Director - Software Engineering
oraclecloud
Job Description
- Lead a team of engineers and grow the technical backbone of our organization.
- Implement software development practices to build observability, alerting, tracing, automation and self-healing capabilities to maintain the highest levels of platform availability.
- Performance tune and enhance the reliability of the infrastructure stack, for both public and private cloud.
- Hands on contribution to enterprise solutions, tooling, and initiatives leveraging your technical experience.
- Nurture an environment of innovation and continuous improvement, leading changes that drive efficiencies into existing engineering and delivery processes.
- Lead experimentation and proof of concepts of new open-source technologies to solve observability, testing and resiliency challenges. Influence the technology adoption for the Customer Journey organization and broader company platforms.

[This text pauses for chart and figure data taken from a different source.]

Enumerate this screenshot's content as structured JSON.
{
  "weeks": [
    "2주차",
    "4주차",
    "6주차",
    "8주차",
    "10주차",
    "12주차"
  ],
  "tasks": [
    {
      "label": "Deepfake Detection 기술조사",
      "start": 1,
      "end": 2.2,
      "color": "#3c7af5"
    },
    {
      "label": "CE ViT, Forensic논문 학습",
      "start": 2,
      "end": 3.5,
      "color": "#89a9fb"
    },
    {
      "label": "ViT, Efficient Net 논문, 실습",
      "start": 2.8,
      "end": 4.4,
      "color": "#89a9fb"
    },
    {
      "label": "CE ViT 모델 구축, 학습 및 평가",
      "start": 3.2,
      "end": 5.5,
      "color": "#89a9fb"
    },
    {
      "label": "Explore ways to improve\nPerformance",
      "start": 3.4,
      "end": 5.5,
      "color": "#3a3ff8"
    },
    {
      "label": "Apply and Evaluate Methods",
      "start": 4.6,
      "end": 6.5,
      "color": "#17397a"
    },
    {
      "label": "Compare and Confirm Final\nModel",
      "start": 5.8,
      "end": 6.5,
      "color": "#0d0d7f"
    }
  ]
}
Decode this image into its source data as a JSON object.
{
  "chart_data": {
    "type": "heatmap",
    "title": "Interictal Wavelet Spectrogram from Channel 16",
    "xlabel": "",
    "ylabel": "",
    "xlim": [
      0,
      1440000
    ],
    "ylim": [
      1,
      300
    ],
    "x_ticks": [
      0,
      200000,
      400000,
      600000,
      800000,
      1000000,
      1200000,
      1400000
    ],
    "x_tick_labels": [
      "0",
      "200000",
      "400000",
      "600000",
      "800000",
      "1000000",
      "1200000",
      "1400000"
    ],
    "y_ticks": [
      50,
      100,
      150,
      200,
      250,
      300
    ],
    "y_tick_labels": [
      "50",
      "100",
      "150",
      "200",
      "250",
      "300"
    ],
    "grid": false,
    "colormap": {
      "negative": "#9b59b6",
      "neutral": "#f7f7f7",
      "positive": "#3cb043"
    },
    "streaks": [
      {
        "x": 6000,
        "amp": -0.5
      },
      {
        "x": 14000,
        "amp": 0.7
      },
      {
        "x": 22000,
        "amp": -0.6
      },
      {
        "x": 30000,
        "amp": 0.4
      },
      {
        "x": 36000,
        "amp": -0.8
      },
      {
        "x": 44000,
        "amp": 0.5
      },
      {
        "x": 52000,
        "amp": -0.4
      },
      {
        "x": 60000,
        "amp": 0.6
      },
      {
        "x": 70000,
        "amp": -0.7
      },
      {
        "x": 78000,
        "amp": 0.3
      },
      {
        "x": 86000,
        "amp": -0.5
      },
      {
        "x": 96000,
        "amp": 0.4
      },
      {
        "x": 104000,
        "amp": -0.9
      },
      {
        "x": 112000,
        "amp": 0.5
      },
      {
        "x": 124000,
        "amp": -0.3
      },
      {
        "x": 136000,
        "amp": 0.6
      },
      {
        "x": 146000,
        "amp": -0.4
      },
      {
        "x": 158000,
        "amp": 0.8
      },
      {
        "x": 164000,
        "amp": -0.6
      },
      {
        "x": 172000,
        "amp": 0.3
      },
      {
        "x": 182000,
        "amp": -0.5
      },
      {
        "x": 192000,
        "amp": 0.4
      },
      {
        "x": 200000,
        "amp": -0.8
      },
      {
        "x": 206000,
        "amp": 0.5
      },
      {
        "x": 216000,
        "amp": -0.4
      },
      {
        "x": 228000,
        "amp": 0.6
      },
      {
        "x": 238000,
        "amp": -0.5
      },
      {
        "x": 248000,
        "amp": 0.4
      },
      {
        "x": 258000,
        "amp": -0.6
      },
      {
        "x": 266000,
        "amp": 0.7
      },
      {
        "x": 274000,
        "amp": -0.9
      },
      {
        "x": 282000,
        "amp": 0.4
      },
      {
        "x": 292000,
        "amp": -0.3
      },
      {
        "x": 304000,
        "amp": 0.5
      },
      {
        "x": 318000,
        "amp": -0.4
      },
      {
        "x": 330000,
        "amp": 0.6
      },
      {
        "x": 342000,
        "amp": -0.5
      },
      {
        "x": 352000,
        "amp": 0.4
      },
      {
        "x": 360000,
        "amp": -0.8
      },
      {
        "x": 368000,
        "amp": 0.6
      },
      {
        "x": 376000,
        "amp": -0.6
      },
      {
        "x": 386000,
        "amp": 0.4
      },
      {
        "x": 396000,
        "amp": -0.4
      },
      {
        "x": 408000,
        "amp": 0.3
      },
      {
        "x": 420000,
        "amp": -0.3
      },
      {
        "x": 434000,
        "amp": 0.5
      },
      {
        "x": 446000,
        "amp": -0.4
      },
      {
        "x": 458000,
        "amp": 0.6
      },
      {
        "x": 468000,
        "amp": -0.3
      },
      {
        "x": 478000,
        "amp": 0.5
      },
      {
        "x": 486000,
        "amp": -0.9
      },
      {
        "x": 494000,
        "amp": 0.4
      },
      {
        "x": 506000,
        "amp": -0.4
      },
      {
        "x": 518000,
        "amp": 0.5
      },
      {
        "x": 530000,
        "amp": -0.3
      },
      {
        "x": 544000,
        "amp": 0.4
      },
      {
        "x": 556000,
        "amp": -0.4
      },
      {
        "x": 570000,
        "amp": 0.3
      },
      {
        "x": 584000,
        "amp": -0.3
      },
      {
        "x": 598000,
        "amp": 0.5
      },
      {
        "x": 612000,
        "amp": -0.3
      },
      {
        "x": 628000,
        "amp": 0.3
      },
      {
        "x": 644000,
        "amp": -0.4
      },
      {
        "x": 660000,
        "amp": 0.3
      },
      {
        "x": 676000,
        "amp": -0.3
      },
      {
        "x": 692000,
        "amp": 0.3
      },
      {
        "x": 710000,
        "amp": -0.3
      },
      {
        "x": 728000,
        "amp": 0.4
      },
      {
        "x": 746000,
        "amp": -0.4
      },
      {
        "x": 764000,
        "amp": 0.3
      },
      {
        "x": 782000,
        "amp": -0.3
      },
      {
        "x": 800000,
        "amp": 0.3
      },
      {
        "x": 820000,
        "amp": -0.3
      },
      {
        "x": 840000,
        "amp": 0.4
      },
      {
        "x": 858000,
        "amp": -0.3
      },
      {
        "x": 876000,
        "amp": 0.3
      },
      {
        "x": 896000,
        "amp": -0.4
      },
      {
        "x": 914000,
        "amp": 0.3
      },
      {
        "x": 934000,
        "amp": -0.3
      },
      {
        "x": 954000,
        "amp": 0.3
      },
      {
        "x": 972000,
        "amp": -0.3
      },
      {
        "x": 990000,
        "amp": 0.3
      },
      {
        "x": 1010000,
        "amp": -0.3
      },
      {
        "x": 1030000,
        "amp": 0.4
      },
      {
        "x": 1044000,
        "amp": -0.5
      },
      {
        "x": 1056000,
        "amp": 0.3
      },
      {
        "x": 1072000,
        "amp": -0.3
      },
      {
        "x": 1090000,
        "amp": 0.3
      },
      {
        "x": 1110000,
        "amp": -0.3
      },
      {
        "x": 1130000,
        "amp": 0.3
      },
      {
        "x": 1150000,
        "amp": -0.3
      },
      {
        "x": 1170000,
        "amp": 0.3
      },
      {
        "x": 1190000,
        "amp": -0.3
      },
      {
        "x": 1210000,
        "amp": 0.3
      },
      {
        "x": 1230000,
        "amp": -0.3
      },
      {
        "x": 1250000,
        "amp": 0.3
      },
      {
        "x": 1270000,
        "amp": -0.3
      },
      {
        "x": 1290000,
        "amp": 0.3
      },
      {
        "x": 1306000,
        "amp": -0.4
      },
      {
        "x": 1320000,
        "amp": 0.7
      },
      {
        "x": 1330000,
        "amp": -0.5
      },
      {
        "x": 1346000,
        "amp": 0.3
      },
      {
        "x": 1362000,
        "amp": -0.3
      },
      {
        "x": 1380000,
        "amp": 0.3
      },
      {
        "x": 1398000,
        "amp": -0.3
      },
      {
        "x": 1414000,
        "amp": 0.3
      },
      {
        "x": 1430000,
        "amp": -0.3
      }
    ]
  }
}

- Implement shift left automated testing to prevent defects from reaching production.
- Ensure all new critical subsystems, microservices, databases and external calls meet the 5 9's availability requirement.
- Provide consultation for all significant functionality changes and peer review critical production hotfixes.
- Conduct technical code reviews and drive innovation across the organization to adopt industry best practices.
- Be part of a global operations team that support a 24/7 model, willingness to work holidays and weekends.
Qualifications
Minimum Qualifications:
- 8+ years of experience in large-scale software engineering, reliability engineering, or production operations within complex, distributed environments.
- Proven leadership experience managing global, geographically distributed teams providing 24x7x365 production support for mission-critical systems.
- Strong technical foundation in distributed systems, cloud-native architectures, and high-availability platforms.
- Demonstrated ability to drive engineering-led operations, including reliability engineering, incident management, and operational excellence at scale.
- Hands-on experience with automation, infrastructure-as-code, CI/CD pipelines, and observability platforms (monitoring, logging, tracing).
- Experience designing or operating systems that leverage predictive insights, automation, and self-healing patterns to reduce operational toil.
- Ability to define and govern SLOs, SLIs, and error budgets, and to embed non-functional requirements into system design.
- Strong people leadership skills, including building high-performing teams, mentoring leaders, and fostering a culture of accountability, learning, and psychological safety.
- Proven ability to influence and partner effectively with engineering, product, platform, risk, and executive stakeholders.
- Excellent communication skills with the ability to articulate complex technical and operational topics to both technical and non-technical audiences.
- Bachelor’s degree in Computer Science, Engineering, or equivalent practical experience.